Estarra imaginait les derniers instants de Beneto, qui étreignait avec courage son arbremonde et transmettait ses pensées… son âme… tandis que l’ennemi détruisait le bosquet sans défense, avant de partir en quête d’une nouvelle cible.
Elle était sensible aux marques sincères de sympathie du peuple. On lui envoyait des fleurs, des poèmes et des lettres ; des monuments funéraires étaient édifiés, non seulement pour le frère de la reine, mais aussi pour les colons innocents. De lointains spectateurs de cette guerre, les humains de Corvus étaient passés au rang de victimes.
Cette tragédie, si elle soulignait la situation désespérée de l’humanité, faisait aussi accepter le décret anti-naissances, si impopulaire à l’origine. En vérité, ils n’avaient plus le choix, et les citoyens se rendaient compte de ce que Peter avait enduré pour en arriver à une telle extrémité. Aujourd’hui plus que jamais, le peuple cherchait dans le couple royal soutien et réconfort.
La flotte de reconnaissance robotisée envoyée sur Golgen s’évanouit corps et biens. On ne reçut aucune transmission provenant de la géante gazeuse bombardée par les comètes, pas plus qu’on ne découvrit de débris dans les environs. Les vaisseaux furent considérés comme perdus.
La nouvelle n’étonna pas Peter.
— Des drones espions ont pris des images radar du système, dit OX. Après analyse, nos experts ont conclu que leur disparition est à l’évidence l’œuvre des hydrogues.
Peter avait rejoint le comper dans une antichambre, tel un monarque du Moyen Âge rencontrant ses conseillers. Chaque fois qu’il devait discuter de sujets sensibles, il testait d’abord ses arguments sur son Précepteur.
— C’est peut-être évident pour eux, rétorqua Peter. Pour ma part, j’ai toujours considéré qu’envoyer ces vaisseaux était une mauvaise idée, un risque inutile. Aujourd’hui, je vais devoir annoncer la mort d’une nouvelle série de martyrs : six personnes – ainsi que de gigantesques ressources militaires – disparues, sans profit aucun. (Il baissa la tête un instant tandis qu’il réfléchissait.) Je ne puis me défaire de soupçons tenaces. Cinq Mantas et un Mastodonte se sont mystérieusement évaporés. Et si la cause du fiasco de Golgen résultait des compers Soldats, non des hydrogues ?

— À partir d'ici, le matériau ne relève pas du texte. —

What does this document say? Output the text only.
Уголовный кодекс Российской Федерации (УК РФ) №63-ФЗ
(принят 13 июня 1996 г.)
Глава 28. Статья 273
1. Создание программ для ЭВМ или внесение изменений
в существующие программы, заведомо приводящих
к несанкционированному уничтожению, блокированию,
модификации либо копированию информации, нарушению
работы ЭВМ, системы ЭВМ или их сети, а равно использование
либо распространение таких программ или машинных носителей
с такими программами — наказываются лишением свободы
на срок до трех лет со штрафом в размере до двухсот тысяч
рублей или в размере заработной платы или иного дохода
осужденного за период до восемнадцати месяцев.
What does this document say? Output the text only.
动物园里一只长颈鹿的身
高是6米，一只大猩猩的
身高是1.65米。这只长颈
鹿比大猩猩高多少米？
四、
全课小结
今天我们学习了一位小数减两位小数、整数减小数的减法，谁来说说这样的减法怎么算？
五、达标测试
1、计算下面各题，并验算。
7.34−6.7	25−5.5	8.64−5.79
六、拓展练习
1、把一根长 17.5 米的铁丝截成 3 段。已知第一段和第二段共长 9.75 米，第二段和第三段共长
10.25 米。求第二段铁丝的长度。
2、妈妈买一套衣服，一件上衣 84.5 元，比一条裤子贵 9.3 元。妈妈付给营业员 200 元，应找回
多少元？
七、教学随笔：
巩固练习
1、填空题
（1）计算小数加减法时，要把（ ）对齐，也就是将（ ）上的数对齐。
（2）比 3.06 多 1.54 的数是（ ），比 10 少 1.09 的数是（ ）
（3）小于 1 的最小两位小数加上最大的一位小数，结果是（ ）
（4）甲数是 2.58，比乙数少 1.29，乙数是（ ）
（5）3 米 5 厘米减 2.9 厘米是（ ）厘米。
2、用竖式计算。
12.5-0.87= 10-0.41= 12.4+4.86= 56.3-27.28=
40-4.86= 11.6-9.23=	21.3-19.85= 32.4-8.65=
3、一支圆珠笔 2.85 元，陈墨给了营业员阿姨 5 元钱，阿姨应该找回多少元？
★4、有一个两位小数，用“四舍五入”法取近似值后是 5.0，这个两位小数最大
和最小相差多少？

— Je dispose sur ce sujet de données assez troublantes, répondit OX. Avant, une douzaine de robots klikiss stationnaient sur Terre, et restaient discrets. À l’occasion, ils offraient leurs services à nos installations industrielles.
— Oui, je sais cela.
— Depuis le démantèlement de Jorax, le nombre de robots klikiss s’est accru de façon spectaculaire. J’ai fait effectuer un contrôle par les caméras de surveillance. Bien que ces machines soient identiques, elles possèdent de subtiles différences, qui m’ont permis d’arriver à une estimation crédible. Il y a aujourd’hui sur Terre plusieurs centaines de robots klikiss, au lieu d’une douzaine habituellement.
Peter laissa paraître sa surprise.
— Comment est-ce possible ?
— Réparti sur le globe, leur nombre est trop insignifiant pour qu’un observateur conclue à une invasion. Toutefois, cette augmentation est frappante. Ils ne forment pas de groupes, et n’apparaissent qu’en des lieux éloignés les uns des autres.
— Tantôt, j’ai remarqué trois robots klikiss dans nos usines de compers.
— Il y en a beaucoup d’autres, Roi Peter. Mais je ne peux avancer d’hypothèses là-dessus. Ils surveillent nos installations industrielles mais se gardent de donner des conseils : ainsi, nous prenons nos propres décisions à partir de ce que nous avons appris. Eux se contentent d’observer.
— Ou d’attendre. Les compers d’origine ont été programmés pour aider les humains, comme adjoints ou compagnons. Peut-on en dire autant des modèles de Soldats dotés des modifications klikiss ? (Le rouge lui montait aux joues.) Et s’ils recelaient des sous-programmes secrets ? Les ingénieurs sont si excités qu’ils ne voient que ce qu’ils veulent. Tout comme Basil. Il est au fait de ces questions mais ne se soucie pas de connaître la vérité.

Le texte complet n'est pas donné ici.